A Bulgarian researcher who now works in Salt Lake City says he has made a major discovery: cold fusion not only is real, but it can be used to cool objects as well as heat them.
The assertion is made by Kiril Chukanov, who left Sofia, Bulgaria, to work in a lab at Sunnyvale, Calif., and later migrated to Research Park at the University of Utah. Fusion Energy Applied Technology Inc., which sponsors his work, is a private company not affiliated with the U.Chukanov said he uses a special alloy and secret technology in his experiments. "I can produce energy from cold fusion every time," he said. "And this energy sometimes is very big."
Ever since former University of Utah researchers B. Stanley Pons and Martin Fleischmann announced in 1989 that they had discovered what came to be called "fusion in a jar" - using palladium, deuterium and other material to produce the nuclear energy that powers stars - researchers have been trying to duplicate the process. It remains one of the most-disputed claims in the recent history of science.
A focus of the dispute are claims and counterclaims about excess heat energy. Now Chukanov says he also gets cooling.
Chukanov says he uses "gas loading" to add hydrogen to his material. "Cold fusion can start a few minutes after the beginning of gas loading," while other researchers must wait days or weeks before noticing any effects.
"I can start cold fusion between a few minutes and a few hours, depending on the alloy," he said.
Some materials will release so much energy, Chukanov added, that an explosion results. "Solid metal becomes powder in a fraction of a second. The temperature of the alloy drops at the moment of the explosion."
It will drop by 15 to 20 degrees Celsius, while at the same time, the temperature of an object near the alloy will raise 20 to 40 degrees, he said. Chukanov provided a chart of rapid fluctuations in temperature from his experiment, with pulses going from 35 degrees Celsius to below zero within a minute or less.
"From this alloy comes forth a very powerful flow of charged protons, energy about a few kilo-electron-volts."
The charged particles released are absorbed by a light layer, so the process isn't dangerous, he said.
According to Chukanov, his experiments in the related field of ball lightning show that cold fusion is not a result of nuclear reactions, but the action of something called quantum boundaries. He said he has made major discoveries in ball lightning research.
Quantum boundaries, he said, force -atoms' protons to move within an alloy. "The hydrogen nucleus begins to move very fast," he said.
The result is a release of energy. "There is violation of the law of conservation of energy," he said. "Cold fusion can produce not only heat, but cold."
He said he made the discovery in his laboratory on Sept. 25. The technology, he believes, could be used to power a new type of refrigerator.
"I can at wish produce positive energy and negative energy, without any input power," he said. "This is very important: without any input power."
Chukanov's sparsely furnished laboratory is in the building once occupied by the National Cold Fusion Institute, 390 Wakara Way in Research Park.
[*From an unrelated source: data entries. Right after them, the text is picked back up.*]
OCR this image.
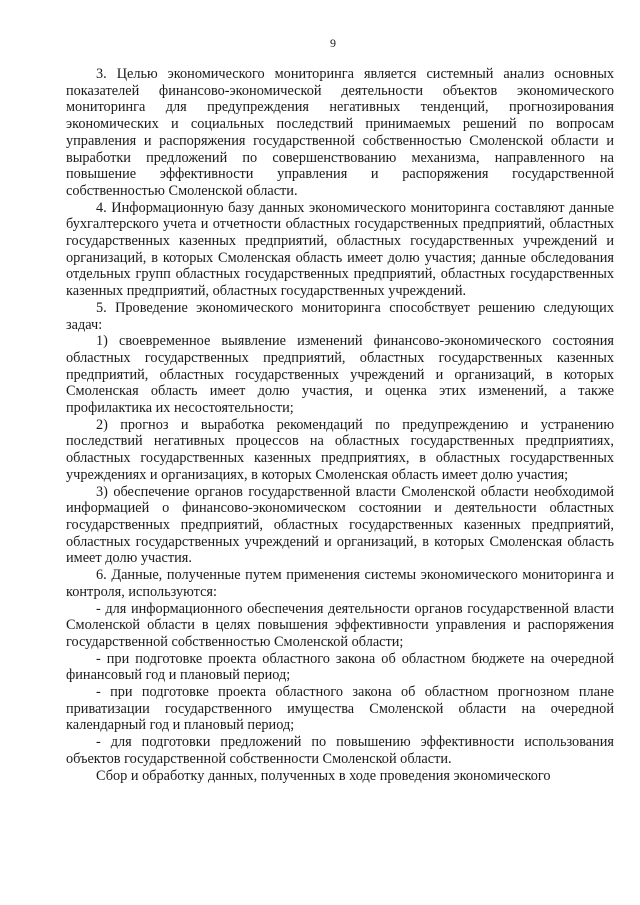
9

3. Целью экономического мониторинга является системный анализ основных показателей финансово-экономической деятельности объектов экономического мониторинга для предупреждения негативных тенденций, прогнозирования экономических и социальных последствий принимаемых решений по вопросам управления и распоряжения государственной собственностью Смоленской области и выработки предложений по совершенствованию механизма, направленного на повышение эффективности управления и распоряжения государственной собственностью Смоленской области.

4. Информационную базу данных экономического мониторинга составляют данные бухгалтерского учета и отчетности областных государственных предприятий, областных государственных казенных предприятий, областных государственных учреждений и организаций, в которых Смоленская область имеет долю участия; данные обследования отдельных групп областных государственных предприятий, областных государственных казенных предприятий, областных государственных учреждений.

5. Проведение экономического мониторинга способствует решению следующих задач:

1) своевременное выявление изменений финансово-экономического состояния областных государственных предприятий, областных государственных казенных предприятий, областных государственных учреждений и организаций, в которых Смоленская область имеет долю участия, и оценка этих изменений, а также профилактика их несостоятельности;

2) прогноз и выработка рекомендаций по предупреждению и устранению последствий негативных процессов на областных государственных предприятиях, областных государственных казенных предприятиях, в областных государственных учреждениях и организациях, в которых Смоленская область имеет долю участия;

3) обеспечение органов государственной власти Смоленской области необходимой информацией о финансово-экономическом состоянии и деятельности областных государственных предприятий, областных государственных казенных предприятий, областных государственных учреждений и организаций, в которых Смоленская область имеет долю участия.

6. Данные, полученные путем применения системы экономического мониторинга и контроля, используются:

- для информационного обеспечения деятельности органов государственной власти Смоленской области в целях повышения эффективности управления и распоряжения государственной собственностью Смоленской области;

- при подготовке проекта областного закона об областном бюджете на очередной финансовый год и плановый период;

- при подготовке проекта областного закона об областном прогнозном плане приватизации государственного имущества Смоленской области на очередной календарный год и плановый период;

- для подготовки предложений по повышению эффективности использования объектов государственной собственности Смоленской области.

Сбор и обработку данных, полученных в ходе проведения экономического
Although the institute is now defunct, the building still sports a big "NCFI" awning.
Inside, his wife worked at a word processor writing a report of his discoveries, to be forwarded to a fusion conference in Nagoya, Japan.
Chukanov showed off lab equipment hooked to a computer. Blocks of household wax, the type used to make paraffin seals for canning, are piled into walls about waist-high. The wax is to block neutrons released in one of his fusion chambers, which is in the center of the wax barricade.
"Inside there are four sensors that measure neutrons. All data are transmitted to this computer," he said. Among the forces measured is temperature, he said.
Chukanov flexed flat metallic disks and said these palladium segments are expensive, and their properties can be used up by fusion. However, he said, he has found a secret material that is much better and can start fusion quickly.
He showed a stack of small disks made of the secret material. They were magnetic and looked similar to the "super-strong rare-earth magnets" sold by Radio Shack at two for $1.49; they seemed to have the same gritty lead-like texture and color, and held together as if magnetic.
Showing a plastic bag of metallic powder, he said this was the result when material was pulverized in a fusion explosion.
According to Chukanov, cold fusion may be secondary someday to ball lightning as a source of usable energy.
"Ball lightning and cold fusion are the same phenomenon. This is new physics," he said.
"I discovered the quantum boundaries of the world, a new state of matter. If matter reaches these quantum boundaries, ordinary laws of physics are replaced by these quantum boundaries."